Now, since we are here in a prayer, what are we asking for now? We ask Him to pour down upon us– abundantly, streamingly, like a downpour – and what? His mercy. Such a wonderful word, mercy. It is – not the opposite but the pendant of justice, without which justice is cold and brutal. And since we are sinners who consistently fuck up in life and in our relation to God and man, mercy is what we desperately need: more mercy than even we think we need, and certainly more mercy than we, in justice, deserve. 

And if God does this – if we get the mercy we ask for – what will that accomplish? What is the goal of our prayer? First, to be forgiven for “those things whereof our conscience is afraid”. Oh yes, we have a conscience, and it talks to us; and what it so authoritatively says is all too often not pretty. It makes us afraid – afraid of justice: unlike the Psalmist, we do not long for justice because we know all too well where it would leave us. We long for mercy.
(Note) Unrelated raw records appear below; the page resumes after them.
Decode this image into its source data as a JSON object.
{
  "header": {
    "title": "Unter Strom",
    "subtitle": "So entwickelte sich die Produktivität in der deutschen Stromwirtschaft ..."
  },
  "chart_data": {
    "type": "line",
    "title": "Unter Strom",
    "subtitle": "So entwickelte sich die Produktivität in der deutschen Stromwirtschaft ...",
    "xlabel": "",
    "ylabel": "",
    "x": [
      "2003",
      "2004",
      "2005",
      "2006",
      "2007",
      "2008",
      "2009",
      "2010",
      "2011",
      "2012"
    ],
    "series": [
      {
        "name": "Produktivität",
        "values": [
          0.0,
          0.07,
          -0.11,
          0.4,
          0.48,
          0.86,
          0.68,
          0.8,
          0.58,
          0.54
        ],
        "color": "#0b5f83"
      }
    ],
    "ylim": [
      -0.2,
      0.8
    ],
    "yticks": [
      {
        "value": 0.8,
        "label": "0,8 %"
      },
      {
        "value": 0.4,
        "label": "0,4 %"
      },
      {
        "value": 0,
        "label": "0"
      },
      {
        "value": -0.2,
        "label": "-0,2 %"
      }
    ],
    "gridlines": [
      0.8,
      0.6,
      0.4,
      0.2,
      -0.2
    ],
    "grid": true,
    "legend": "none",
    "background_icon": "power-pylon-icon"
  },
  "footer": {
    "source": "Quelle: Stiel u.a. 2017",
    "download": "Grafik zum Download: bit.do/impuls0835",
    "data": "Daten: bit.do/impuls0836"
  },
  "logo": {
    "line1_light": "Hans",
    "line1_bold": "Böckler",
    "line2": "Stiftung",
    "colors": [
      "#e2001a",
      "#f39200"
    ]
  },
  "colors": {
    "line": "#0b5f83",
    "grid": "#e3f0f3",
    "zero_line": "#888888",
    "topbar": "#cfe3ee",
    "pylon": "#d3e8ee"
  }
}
And since we know all too well who and what we are, there are so many Divine gifts – Divine love, mercy, the beauty of holiness, the joy of heaven – that we “dare not presume to ask”. Only after the downpour of mercy, after the forgiveness, can we ask them. And so this wonderful Collect, this “treasure-chest” as Barbee and Zahl call it, comes full circle, and in its end is its beginning. 


Frederick Barbee and Paul Zahl, The Collects of Thomas Cranmer (Eerdmans, 2007)









Monday, 2 September 2019

SPRINT OR MARATHON? TRINITY 11

Could this be the origin of "runner's high"?
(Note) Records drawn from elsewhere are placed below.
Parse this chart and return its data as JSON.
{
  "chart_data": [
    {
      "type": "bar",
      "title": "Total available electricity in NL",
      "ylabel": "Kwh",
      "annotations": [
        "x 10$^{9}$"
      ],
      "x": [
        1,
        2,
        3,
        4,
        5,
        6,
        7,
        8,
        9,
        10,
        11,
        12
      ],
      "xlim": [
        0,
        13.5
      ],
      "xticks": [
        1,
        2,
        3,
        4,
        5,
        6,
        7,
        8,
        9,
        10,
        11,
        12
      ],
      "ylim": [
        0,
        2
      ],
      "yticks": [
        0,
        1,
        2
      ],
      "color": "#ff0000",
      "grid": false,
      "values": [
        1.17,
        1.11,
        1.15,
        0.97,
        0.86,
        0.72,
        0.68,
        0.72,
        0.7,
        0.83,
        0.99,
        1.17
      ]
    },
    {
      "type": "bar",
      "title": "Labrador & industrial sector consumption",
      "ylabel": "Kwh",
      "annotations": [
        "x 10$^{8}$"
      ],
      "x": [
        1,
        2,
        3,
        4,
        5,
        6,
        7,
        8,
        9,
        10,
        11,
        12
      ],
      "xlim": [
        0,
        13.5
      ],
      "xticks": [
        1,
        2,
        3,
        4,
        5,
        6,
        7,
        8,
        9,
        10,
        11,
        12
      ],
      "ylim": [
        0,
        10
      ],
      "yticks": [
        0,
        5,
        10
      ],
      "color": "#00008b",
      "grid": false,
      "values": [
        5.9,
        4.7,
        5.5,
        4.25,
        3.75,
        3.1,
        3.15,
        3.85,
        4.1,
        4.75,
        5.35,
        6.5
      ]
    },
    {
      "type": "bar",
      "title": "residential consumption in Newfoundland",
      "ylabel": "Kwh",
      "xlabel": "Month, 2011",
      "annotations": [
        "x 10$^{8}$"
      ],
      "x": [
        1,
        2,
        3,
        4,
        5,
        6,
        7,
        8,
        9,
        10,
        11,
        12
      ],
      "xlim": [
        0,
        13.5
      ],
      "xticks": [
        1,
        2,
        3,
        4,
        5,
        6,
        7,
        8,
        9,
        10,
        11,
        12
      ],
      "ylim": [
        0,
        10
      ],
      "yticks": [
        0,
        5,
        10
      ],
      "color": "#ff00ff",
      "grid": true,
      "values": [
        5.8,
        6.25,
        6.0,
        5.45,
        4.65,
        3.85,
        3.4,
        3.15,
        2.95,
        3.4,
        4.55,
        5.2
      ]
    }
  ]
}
Latin Collect (<Gelasian Sacramentary)

DEUS, qui omnipotentiam tuam parcendo maxime et miserendo manifestas, multiplica super nos
misericordiam tuam, ut ad tua promissa currentes cœlestium bonorum facias esse participes. Per Jesum Christum Dominum nostrum.

Prayer book of 1549


GOD, which declarest thy almighty power most chiefly in shewyng mercy and pitie; Geve unto us abundauntly thy grace, that we, running to thy promises, may be made partakers of thy heavenly treasure; through Jesus Christe our Lorde.

Prayer book of 1662

O GOD, who declarest thy almighty power most chiefly in shewing mercy and pity; Mercifully grant unto us such a measure of thy grace, that we, running the way of thy commandments, may obtain thy gracious promises, and be made partakers of thy heavenly treasure; through Jesus Christ our Lord. Amen.
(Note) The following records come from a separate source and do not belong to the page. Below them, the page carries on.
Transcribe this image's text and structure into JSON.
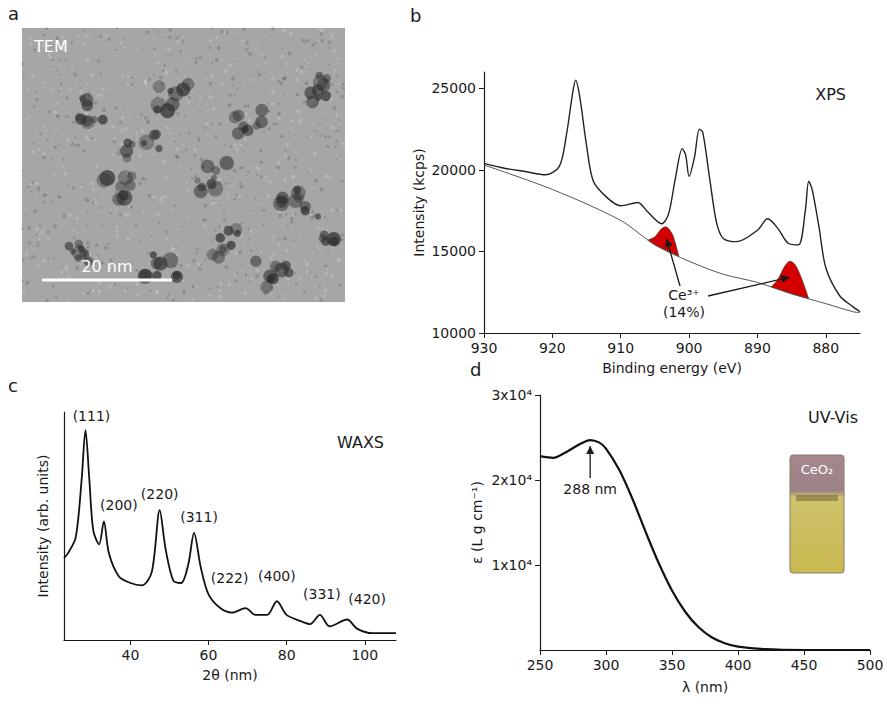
{
  "image_panel": {
    "panel": "a",
    "label": "TEM",
    "scale_bar": "20 nm"
  },
  "chart_data": [
    {
      "panel": "b",
      "type": "line",
      "title": "XPS",
      "x_label": "Binding energy (eV)",
      "y_label": "Intensity (kcps)",
      "xlim": [
        930,
        875
      ],
      "xticks": [
        930,
        920,
        910,
        900,
        890,
        880
      ],
      "ylim": [
        10000,
        26000
      ],
      "yticks": [
        10000,
        15000,
        20000,
        25000
      ],
      "grid": false,
      "color": "#222222",
      "x": [
        930,
        927,
        924,
        921,
        919,
        918,
        917,
        916.6,
        916,
        915,
        914,
        912,
        910,
        907.5,
        906,
        904,
        903,
        902,
        901,
        900.5,
        900,
        899.2,
        898.5,
        898,
        897,
        896,
        895,
        893,
        890,
        888.5,
        887,
        885.5,
        884,
        883,
        882.5,
        882,
        881,
        880,
        878,
        876,
        875
      ],
      "values": [
        20400,
        20100,
        19900,
        19700,
        20200,
        22000,
        24800,
        25500,
        24500,
        21500,
        19300,
        18300,
        17800,
        18000,
        17400,
        16700,
        17300,
        19500,
        21300,
        20900,
        19600,
        20800,
        22500,
        22300,
        19500,
        16800,
        15800,
        15600,
        16300,
        17000,
        16400,
        15500,
        15400,
        17500,
        19300,
        18800,
        16500,
        14000,
        12300,
        11600,
        11300
      ],
      "background": {
        "color": "#555555",
        "x": [
          930,
          920,
          910,
          905,
          900,
          895,
          890,
          885,
          880,
          876,
          875
        ],
        "values": [
          20300,
          18800,
          16900,
          15400,
          14400,
          13600,
          13100,
          12400,
          11800,
          11300,
          11250
        ]
      },
      "peaks": {
        "color": "#d40000",
        "regions": [
          {
            "x": [
              906,
              905,
              904,
              903.3,
              902.5,
              902,
              901.5
            ],
            "upper": [
              15700,
              15900,
              16400,
              16500,
              16100,
              15500,
              14700
            ],
            "lower": [
              15700,
              15400,
              15200,
              15060,
              14900,
              14800,
              14700
            ]
          },
          {
            "x": [
              888,
              887,
              886,
              885.3,
              884.5,
              883.5,
              882.5
            ],
            "upper": [
              12820,
              13300,
              14100,
              14400,
              14200,
              13300,
              12100
            ],
            "lower": [
              12820,
              12680,
              12540,
              12442,
              12340,
              12220,
              12100
            ]
          }
        ]
      },
      "annotation": {
        "text": "Ce³⁺",
        "subtext": "(14%)"
      }
    },
    {
      "panel": "c",
      "type": "line",
      "title": "WAXS",
      "x_label": "2θ (nm)",
      "y_label": "Intensity (arb. units)",
      "xlim": [
        23,
        108
      ],
      "xticks": [
        40,
        60,
        80,
        100
      ],
      "ylim": [
        0,
        100
      ],
      "tick_labels": "x",
      "grid": false,
      "color": "#111111",
      "x": [
        23,
        24,
        26,
        27.5,
        28.5,
        29.5,
        30.5,
        32,
        33.2,
        34.5,
        37,
        40,
        43,
        45.5,
        47.5,
        49,
        51,
        53,
        54.8,
        56.3,
        58,
        60,
        63,
        66,
        69.5,
        72,
        75,
        77.5,
        80,
        84,
        86,
        88.5,
        91,
        95.5,
        98,
        102,
        104,
        106,
        108
      ],
      "values": [
        36,
        38,
        45,
        70,
        92,
        70,
        48,
        42,
        52,
        38,
        28,
        25,
        24,
        30,
        57,
        40,
        26,
        25,
        33,
        47,
        32,
        20,
        14,
        12,
        14,
        11,
        11,
        17,
        11,
        8,
        7,
        11,
        6,
        9,
        5,
        3,
        3,
        3,
        3
      ],
      "peak_labels": [
        {
          "text": "(111)",
          "x": 28.5
        },
        {
          "text": "(200)",
          "x": 33.2
        },
        {
          "text": "(220)",
          "x": 47.5
        },
        {
          "text": "(311)",
          "x": 56.3
        },
        {
          "text": "(222)",
          "x": 69.5
        },
        {
          "text": "(400)",
          "x": 77.5
        },
        {
          "text": "(331)",
          "x": 88.5
        },
        {
          "text": "(420)",
          "x": 95.5
        }
      ]
    },
    {
      "panel": "d",
      "type": "line",
      "title": "UV-Vis",
      "x_label": "λ (nm)",
      "y_label": "ε (L g cm⁻¹)",
      "xlim": [
        250,
        500
      ],
      "xticks": [
        250,
        300,
        350,
        400,
        450,
        500
      ],
      "ylim": [
        0,
        30000
      ],
      "yticks": [
        {
          "value": 10000,
          "label": "1x10⁴"
        },
        {
          "value": 20000,
          "label": "2x10⁴"
        },
        {
          "value": 30000,
          "label": "3x10⁴"
        }
      ],
      "grid": false,
      "color": "#111111",
      "x": [
        250,
        260,
        270,
        280,
        288,
        295,
        300,
        310,
        320,
        330,
        340,
        350,
        360,
        370,
        380,
        390,
        400,
        420,
        450,
        500
      ],
      "values": [
        22800,
        22600,
        23300,
        24200,
        24700,
        24400,
        23700,
        21200,
        17800,
        13900,
        10200,
        7000,
        4500,
        2700,
        1500,
        800,
        400,
        100,
        0,
        0
      ],
      "annotation": {
        "text": "288 nm",
        "x": 288
      },
      "inset_label": "CeO₂"
    }
  ]
}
(It's interesting that the Latin “parcendo et miserendo” is translated by “showing mercy and pity”. The mercy is the furthest from the Latin: “parco” means to spare. And “misericordia” is translated as “grace”.)

This is a curious Collect, and an attractive one. The attraction lies in the “currentes”: we run to God’s promises of heavenly treasure. But it is also odd: what is the relation between that running and God’s power shown in mercy and pity?

So we start thinking. Usually, in a Collect, the relation between pts 2 and 3 is somehow causal: so here we ask God to multiply upon us his mercy, so that we may run to his promises and thus may be made partakers of his heavenly treasure. In other words, we need his mercy to start running. We cannot run toward God without his mercy; and there we see the genius of Cranmer as a translator – here he has understood that what we need even to be able to start running toward God is God’s own grace.

We can do nothing good of ourselves. We are stuck in the mud of our own little barnyard, and our feet can barely suck themselves out of it to take a single step. Yet when we hear what God promises us, we are on fire with enthusiasm: we want to go, to run even, toward him and toward the treasure he promises us. But the world is too much with us: getting and spending, we lay waste our powers. So we pray for mercy, we pray for grace, to free us, to pull us out of the mud so that at last we can run.

And the interesting thing is that the essence of the promise itself is grace. What is the heavenly treasure? Eternal life: a life without time, lived in the permanent presence, in the glorious ambient grace, of the Triune God. We need his grace to run to his grace. A wonderfully virtuous circle.